Par Brahim Oumansour
Publié le 14/04/2020 • modifié le 16/04/2020 • Durée de lecture : 6 minutes

Brahim Oumansour

Depuis quelques semaines, la pandémie du coronavirus se développe en Algérie qui enregistre quelques décès et plusieurs milliers de cas. La crise sanitaire liée au covid-19 risque ainsi d’impacter gravement le pays. Le président Tebboune a tenté de rassurer la population en déclarant dans son discours que la situation était « sous contrôle ». Pourtant, la psychose finit par gagner progressivement les Algériens qui se ruent vers les magasins pour acheter des masques et du gel hydroalcoolique et stocker les produits de base en prévision des mesures de confinement qui seront prises par le gouvernement. Face à la propagation rapide du virus, le Haut Conseil de sécurité décide le confinement total de plusieurs wilayas, renforcé par un couvre-feu de 15h à 7h.

Cette crise sanitaire arrive surtout dans un contexte particulier qui conjugue la crise politique, marquée par le mouvement de protestation qui revendique un changement du système politique, et une crise économique aggravée par la chute du prix du pétrole, ce qui constitue aujourd’hui un grand défi pour l’État algérien.

Inquiétude sanitaire sur fond de crise politique

Les Algériens se préparent ainsi à faire face à la pandémie et suivent avec beaucoup d’inquiétude les ravages de ce virus qui frappe même les pays développés comme la Chine, la France qui a dépassé le seuil des 10.000 morts et l’Italie qui en recense plus de 17.000 décès.
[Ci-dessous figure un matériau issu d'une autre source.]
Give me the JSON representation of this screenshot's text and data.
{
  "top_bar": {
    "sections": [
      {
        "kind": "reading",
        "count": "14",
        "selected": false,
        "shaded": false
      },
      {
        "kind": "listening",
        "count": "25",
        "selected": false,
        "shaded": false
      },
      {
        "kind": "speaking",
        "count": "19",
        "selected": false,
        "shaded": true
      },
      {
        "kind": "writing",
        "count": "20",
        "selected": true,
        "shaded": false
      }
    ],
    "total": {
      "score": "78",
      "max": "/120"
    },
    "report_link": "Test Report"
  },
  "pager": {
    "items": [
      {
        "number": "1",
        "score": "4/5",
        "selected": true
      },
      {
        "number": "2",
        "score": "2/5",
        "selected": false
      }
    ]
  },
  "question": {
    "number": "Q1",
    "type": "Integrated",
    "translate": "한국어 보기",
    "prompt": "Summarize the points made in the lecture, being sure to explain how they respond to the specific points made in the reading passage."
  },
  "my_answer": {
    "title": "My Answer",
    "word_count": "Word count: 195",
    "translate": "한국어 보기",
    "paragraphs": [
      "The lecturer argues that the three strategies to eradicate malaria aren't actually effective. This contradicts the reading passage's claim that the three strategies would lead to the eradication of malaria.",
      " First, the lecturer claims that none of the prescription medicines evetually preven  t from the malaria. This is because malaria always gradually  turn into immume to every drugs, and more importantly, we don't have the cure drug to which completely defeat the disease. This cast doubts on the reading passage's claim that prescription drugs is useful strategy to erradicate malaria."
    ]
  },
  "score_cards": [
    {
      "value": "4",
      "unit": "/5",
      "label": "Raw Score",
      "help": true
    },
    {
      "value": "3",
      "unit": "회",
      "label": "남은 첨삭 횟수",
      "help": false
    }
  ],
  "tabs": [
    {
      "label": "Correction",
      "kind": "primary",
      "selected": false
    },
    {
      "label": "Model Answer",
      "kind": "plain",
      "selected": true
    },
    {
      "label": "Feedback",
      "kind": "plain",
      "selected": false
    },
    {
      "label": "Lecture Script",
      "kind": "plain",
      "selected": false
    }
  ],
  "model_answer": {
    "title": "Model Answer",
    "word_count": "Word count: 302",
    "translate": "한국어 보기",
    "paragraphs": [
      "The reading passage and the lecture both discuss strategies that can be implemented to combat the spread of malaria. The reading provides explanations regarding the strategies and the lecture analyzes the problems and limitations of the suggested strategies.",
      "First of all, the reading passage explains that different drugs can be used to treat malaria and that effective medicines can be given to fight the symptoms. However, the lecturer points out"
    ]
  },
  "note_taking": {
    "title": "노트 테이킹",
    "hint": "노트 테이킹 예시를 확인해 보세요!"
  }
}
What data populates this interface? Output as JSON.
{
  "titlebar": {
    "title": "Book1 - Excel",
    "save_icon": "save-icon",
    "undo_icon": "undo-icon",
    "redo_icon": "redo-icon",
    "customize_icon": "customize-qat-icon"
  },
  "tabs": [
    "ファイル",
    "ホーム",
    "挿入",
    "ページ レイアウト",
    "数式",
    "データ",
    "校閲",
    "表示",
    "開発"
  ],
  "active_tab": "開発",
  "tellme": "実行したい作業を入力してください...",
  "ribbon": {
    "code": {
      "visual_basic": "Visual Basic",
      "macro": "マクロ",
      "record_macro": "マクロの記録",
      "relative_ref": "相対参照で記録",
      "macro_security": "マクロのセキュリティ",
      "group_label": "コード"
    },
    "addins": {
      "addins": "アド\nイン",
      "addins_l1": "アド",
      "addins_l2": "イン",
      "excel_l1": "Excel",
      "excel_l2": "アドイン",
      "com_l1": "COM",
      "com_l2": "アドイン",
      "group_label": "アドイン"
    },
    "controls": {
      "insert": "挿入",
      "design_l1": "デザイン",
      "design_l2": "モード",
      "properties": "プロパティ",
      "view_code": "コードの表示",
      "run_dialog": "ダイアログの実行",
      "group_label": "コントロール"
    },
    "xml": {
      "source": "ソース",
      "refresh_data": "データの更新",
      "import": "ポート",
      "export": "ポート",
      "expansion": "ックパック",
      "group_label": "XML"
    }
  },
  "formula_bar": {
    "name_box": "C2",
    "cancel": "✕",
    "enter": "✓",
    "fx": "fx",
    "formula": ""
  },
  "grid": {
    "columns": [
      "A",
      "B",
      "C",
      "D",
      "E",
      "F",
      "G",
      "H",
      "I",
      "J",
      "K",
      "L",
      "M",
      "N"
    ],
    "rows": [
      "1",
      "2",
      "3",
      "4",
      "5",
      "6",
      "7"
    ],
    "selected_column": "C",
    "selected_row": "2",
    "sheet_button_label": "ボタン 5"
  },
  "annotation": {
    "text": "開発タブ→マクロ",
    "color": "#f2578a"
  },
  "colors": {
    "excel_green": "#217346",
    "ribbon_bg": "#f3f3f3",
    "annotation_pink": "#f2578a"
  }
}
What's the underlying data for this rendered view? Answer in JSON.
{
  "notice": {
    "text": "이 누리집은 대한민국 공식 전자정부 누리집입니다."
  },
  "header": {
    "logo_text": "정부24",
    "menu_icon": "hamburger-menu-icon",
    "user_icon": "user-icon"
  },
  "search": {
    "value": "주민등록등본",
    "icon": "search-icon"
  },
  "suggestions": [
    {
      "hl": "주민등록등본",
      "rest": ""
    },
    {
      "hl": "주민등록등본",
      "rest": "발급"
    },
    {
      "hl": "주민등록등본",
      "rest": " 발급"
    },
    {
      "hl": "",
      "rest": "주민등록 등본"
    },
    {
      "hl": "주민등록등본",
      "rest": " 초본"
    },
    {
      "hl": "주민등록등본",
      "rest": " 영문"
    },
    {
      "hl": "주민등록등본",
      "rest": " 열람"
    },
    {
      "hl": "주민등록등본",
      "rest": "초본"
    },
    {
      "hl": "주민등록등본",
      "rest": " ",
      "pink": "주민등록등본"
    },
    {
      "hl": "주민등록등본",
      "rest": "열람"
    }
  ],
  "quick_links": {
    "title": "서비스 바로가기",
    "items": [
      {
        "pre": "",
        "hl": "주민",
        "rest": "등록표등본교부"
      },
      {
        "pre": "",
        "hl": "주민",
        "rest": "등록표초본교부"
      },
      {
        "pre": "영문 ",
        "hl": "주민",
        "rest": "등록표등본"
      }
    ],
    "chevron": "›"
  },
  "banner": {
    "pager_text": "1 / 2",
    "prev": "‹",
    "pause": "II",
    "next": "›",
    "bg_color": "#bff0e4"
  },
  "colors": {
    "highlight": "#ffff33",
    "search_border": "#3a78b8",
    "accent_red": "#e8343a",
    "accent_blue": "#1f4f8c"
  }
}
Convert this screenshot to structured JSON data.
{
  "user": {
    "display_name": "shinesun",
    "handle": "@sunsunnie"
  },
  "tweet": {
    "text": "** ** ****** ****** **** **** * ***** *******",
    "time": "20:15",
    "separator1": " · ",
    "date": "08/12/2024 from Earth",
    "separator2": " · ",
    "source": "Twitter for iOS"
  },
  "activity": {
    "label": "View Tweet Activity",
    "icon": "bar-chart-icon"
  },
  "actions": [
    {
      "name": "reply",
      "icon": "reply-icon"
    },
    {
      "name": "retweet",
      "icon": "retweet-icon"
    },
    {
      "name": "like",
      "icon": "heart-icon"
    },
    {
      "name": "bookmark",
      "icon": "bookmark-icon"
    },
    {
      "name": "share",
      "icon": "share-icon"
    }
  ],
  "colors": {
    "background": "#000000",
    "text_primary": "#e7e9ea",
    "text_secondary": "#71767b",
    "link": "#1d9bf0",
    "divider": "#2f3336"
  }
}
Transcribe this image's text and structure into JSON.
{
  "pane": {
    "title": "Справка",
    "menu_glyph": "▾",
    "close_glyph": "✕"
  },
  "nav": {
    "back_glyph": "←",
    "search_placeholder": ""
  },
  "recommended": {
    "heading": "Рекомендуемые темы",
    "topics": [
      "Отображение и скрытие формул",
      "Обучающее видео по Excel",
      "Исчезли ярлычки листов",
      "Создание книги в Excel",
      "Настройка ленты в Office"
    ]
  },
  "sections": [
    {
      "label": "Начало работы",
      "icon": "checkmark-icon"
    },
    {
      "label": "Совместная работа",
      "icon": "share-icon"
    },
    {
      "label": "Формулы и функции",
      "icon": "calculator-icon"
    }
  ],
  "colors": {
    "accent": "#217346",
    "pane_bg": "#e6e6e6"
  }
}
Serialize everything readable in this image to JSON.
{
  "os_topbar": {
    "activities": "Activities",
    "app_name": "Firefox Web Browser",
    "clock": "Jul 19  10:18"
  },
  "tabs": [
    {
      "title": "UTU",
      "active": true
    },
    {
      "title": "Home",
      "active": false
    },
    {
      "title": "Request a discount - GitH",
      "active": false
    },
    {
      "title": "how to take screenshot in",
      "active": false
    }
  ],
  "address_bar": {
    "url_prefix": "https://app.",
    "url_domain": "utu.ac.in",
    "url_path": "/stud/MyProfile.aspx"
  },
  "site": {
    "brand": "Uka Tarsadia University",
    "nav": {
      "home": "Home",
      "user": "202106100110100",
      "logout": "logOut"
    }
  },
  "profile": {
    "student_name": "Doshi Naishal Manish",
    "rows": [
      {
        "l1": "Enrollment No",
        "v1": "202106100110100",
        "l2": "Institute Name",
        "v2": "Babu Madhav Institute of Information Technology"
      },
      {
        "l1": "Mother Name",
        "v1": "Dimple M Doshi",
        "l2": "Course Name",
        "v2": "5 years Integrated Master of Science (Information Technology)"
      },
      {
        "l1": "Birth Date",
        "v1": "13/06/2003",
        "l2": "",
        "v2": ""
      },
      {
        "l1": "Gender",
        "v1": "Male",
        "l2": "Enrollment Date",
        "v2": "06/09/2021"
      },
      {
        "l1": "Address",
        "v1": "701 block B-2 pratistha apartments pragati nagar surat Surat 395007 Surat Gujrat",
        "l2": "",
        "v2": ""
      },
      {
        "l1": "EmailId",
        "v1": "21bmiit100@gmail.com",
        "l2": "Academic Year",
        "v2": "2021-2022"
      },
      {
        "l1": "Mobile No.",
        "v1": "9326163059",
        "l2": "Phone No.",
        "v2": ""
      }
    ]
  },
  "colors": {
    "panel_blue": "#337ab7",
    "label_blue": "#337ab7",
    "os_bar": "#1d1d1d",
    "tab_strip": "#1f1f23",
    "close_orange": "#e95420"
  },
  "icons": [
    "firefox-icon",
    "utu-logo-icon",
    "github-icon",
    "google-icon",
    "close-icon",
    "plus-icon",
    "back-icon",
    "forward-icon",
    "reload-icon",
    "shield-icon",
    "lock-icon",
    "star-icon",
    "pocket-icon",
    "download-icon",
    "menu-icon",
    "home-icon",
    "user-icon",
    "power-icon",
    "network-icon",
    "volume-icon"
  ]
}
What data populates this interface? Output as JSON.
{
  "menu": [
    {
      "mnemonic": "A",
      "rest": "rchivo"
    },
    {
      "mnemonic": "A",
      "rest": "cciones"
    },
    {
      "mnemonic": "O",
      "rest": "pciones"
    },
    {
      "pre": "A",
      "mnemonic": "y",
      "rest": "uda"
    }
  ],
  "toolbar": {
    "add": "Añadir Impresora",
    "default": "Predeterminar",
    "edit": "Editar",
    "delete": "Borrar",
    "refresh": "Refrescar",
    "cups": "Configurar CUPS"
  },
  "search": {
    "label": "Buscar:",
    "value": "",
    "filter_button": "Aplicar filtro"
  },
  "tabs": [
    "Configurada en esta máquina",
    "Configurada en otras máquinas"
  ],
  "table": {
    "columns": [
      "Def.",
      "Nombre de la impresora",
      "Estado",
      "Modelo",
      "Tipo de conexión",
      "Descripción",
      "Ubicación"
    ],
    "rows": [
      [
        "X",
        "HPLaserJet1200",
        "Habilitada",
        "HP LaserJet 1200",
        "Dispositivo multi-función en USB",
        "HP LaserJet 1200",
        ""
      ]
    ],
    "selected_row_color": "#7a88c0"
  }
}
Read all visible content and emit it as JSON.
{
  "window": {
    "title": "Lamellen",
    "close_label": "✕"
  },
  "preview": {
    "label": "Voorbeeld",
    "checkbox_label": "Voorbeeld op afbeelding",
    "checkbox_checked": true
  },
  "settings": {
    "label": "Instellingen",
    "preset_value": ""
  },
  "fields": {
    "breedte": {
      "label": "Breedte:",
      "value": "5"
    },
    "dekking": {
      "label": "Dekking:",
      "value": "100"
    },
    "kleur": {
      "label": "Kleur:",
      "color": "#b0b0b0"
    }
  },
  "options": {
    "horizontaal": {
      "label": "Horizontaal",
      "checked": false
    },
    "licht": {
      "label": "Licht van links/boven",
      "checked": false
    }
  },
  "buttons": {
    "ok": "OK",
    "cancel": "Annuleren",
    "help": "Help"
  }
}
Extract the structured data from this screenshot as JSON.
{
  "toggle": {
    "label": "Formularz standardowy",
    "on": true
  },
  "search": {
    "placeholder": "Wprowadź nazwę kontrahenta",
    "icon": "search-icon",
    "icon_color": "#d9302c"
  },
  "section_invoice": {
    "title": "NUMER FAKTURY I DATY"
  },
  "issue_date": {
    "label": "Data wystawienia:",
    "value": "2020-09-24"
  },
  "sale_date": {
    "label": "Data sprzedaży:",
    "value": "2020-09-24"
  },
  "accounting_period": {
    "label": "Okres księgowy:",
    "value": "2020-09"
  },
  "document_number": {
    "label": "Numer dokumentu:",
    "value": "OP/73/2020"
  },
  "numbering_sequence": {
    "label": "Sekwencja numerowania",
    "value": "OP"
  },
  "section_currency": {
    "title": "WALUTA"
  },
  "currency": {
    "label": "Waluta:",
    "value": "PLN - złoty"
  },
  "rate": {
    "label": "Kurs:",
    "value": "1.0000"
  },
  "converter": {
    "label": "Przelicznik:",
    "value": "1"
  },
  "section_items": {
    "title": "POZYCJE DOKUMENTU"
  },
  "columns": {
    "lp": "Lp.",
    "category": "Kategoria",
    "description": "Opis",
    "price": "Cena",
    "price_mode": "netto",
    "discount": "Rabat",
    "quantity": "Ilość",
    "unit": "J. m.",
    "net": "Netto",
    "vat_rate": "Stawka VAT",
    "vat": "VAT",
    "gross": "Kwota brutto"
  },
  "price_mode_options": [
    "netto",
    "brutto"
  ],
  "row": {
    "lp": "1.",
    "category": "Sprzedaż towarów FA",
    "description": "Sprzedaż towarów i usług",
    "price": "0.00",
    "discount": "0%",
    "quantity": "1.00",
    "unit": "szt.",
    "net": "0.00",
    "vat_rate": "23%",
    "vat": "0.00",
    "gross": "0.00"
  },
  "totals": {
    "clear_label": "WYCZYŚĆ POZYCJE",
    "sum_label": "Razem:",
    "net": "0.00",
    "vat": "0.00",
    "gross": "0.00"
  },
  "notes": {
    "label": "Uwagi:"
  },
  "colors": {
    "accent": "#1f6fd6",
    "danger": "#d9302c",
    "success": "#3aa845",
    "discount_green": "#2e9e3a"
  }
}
Parallèlement, à l’appel de plusieurs militants et collectifs, les manifestations du vendredi (et du mardi pour les étudiants) sont suspendues pour la première fois depuis le déclenchement du Hirak le 22 février 2019. Ces derniers se réorientent vers des campagnes de sensibilisation sur le coronavirus tout en poursuivant la mobilisation politique sur la toile.

En observant les dégâts humains et économiques causés par la coronavirus dans des pays développés, on peut s’attendre à des conséquences encore plus graves dans un pays comme l’Algérie, étant donné la fragilité du pays et l’état déplorable de son système de santé. Des hôpitaux mal-équipés et surchargés en temps normal risquent d’être complètement débordés en cas de flux important de patients liés au coronavirus. La crise sanitaire pourrait ainsi attiser la colère des Algériens envers le gouvernement Tebboune dont la légitimité est par ailleurs contestée, dans la mesure où les élections présidentielles du 12 décembre dernier avaient été imposées par l’ancien chef d’état-major en dépit d’une forte contestation populaire.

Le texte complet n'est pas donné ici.